2.6.29: (or thereabouts) introduced serious performance degradation in our workload due (I think) to disk page-in behavior changes in mmaped files. Didn't really attempt to track down, got distracted by other stuff.
2.6.31: file corruption when using writev in an ext3 fs. (different bug from before)
2.6.32: works, but still worse performance than RH18 and Deb26, though not as bad as 29. Same behavior with Deb2.6.32.
2.6.38: Currently running on a few systems. Performance seems to be better. Haven't found anything critically wrong yet...so far so good?

So anyways, in *my* experience, new upstream kernel versions have a dismal success rate, while new patch releases of a working stable (distro) kernel version have a 100% success rate.

I expect it's not really the case that no releases between 22 and 38 worked, I just never managed to hit one -- unlucky.

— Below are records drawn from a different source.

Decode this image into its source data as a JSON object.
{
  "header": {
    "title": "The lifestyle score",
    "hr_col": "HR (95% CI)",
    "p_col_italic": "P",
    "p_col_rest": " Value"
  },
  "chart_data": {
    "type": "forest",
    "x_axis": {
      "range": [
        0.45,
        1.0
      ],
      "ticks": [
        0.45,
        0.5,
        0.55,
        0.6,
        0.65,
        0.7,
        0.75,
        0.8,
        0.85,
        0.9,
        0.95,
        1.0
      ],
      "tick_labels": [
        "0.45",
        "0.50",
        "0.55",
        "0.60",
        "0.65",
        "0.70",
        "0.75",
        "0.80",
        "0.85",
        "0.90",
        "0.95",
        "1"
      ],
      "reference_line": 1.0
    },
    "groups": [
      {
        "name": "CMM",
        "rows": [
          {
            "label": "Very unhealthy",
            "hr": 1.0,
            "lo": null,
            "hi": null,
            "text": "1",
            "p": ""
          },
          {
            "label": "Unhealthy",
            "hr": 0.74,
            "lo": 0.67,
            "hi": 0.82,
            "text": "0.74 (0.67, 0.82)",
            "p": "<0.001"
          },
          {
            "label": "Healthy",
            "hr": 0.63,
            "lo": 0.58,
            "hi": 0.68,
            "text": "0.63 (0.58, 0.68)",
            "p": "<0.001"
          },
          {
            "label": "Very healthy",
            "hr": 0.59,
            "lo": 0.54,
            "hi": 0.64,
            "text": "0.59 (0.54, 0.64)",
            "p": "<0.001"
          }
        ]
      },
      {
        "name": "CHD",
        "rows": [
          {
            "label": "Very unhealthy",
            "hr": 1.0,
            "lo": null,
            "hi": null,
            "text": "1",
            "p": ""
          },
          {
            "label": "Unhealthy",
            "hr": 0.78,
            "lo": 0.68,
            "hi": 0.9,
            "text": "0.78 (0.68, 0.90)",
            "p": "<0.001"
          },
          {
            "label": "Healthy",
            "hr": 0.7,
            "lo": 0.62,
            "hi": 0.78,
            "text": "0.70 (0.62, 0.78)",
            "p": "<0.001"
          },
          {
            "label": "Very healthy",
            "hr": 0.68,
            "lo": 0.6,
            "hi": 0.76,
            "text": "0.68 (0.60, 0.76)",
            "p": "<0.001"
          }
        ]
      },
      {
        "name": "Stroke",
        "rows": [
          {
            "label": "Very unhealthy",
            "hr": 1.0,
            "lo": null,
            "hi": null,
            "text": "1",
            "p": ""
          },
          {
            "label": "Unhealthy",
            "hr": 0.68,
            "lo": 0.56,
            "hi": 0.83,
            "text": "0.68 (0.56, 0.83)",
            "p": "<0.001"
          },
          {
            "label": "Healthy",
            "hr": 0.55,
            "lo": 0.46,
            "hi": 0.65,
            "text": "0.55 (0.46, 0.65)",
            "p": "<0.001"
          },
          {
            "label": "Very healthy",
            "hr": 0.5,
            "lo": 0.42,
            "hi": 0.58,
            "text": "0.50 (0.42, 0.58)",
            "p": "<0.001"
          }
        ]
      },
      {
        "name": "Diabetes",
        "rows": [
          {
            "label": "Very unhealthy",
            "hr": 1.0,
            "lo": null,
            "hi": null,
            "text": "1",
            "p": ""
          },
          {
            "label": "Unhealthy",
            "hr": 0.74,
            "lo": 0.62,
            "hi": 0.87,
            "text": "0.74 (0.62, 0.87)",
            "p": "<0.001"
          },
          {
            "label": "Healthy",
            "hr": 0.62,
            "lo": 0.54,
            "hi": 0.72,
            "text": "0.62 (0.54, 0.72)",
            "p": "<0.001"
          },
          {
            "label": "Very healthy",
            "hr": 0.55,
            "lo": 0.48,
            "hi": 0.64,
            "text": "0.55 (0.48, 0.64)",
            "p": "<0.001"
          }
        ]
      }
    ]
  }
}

Possible changes to longterm kernel maintenance

Posted Aug 19, 2011 2:49 UTC (Fri) by raven667 (subscriber, #5198) [Link]

Doing regression testing and QA work on kernel.org isn't something that the average admin wants to be spending a lot of time on, I agree, which is why people pay the big enterprise distributers to do that for them. For example redhat shipped based on 2.6.18, do you think there was some push to make that a golden perfect release, different than the standards for 2.6.22-38 that you tested, or do you think it achieved its stability for your workload via QA and testing by redhat? Was it really more like a 2.6.18.n release with the major problems fixed that became 2.6.?.n++ as time went on. Do you think that the amount of change between the original shipping RH 2.6.18 and the current RH 2.6.18 given the backported drivers, any infrastructure the new drivers depend on, wholly new subsystems, backported fixes and infrastructure changes are any different than the changes between 2.6.18 and say 2.6.32 if you gave 2.6.32 the same kind of QA and testing that went into stabilizing 2.6.18 for the enterprise customers.

The vendors and kernel.org have been converging for years, since the low point of RH 2.4.21 which was basically _nothing_ like kernel.org 2.4.21. It'll be years until there is enough market pressure to justify working on making a new RHEL7, I've known people who are barely getting off RHEL3, but I think it's a worthwhile question to ask whether the next major enterprise version shouldn't just totally converge with kernel.org or at least periodically re-base and do the full QA/test cycle rather than try to maintain and ever increasing diff off of some random kernel version that is no more or less pristine and bug-free than any other version.

Possible changes to longterm kernel maintenance

Posted Aug 19, 2011 13:04 UTC (Fri) by foom (subscriber, #14868) [Link]

> Do you think that the amount of change between the original shipping RH 2.6.18 and the current RH 2.6.18 [...] are any different than the changes between 2.6.18 and say 2.6.32 if you gave 2.6.32 the same kind of QA and testing that went into stabilizing 2.6.18 for the enterprise customers.

Yes, I do. I think the changes RH makes in their stable updates are significantly smaller than the changes that upstream makes in new releases, and thus significantly less likely to introduce regressions to existing users. And thus less costly for RH to test and qualify, as well.

Possible changes to longterm kernel maintenance

Posted Aug 20, 2011 19:08 UTC (Sat) by BenHutchings (subscriber, #37955) [Link]

The kernel doesn't change its userspace ABI, that is intentially kept very stable...

This is simply not true. Parts of procfs and sysfs are quite deliberately changed or removed. This generally happens after a deprecation period of years, but userland isn't always updated fast enough (and in the case of proprietary programs there is nothing that distributions can do about it).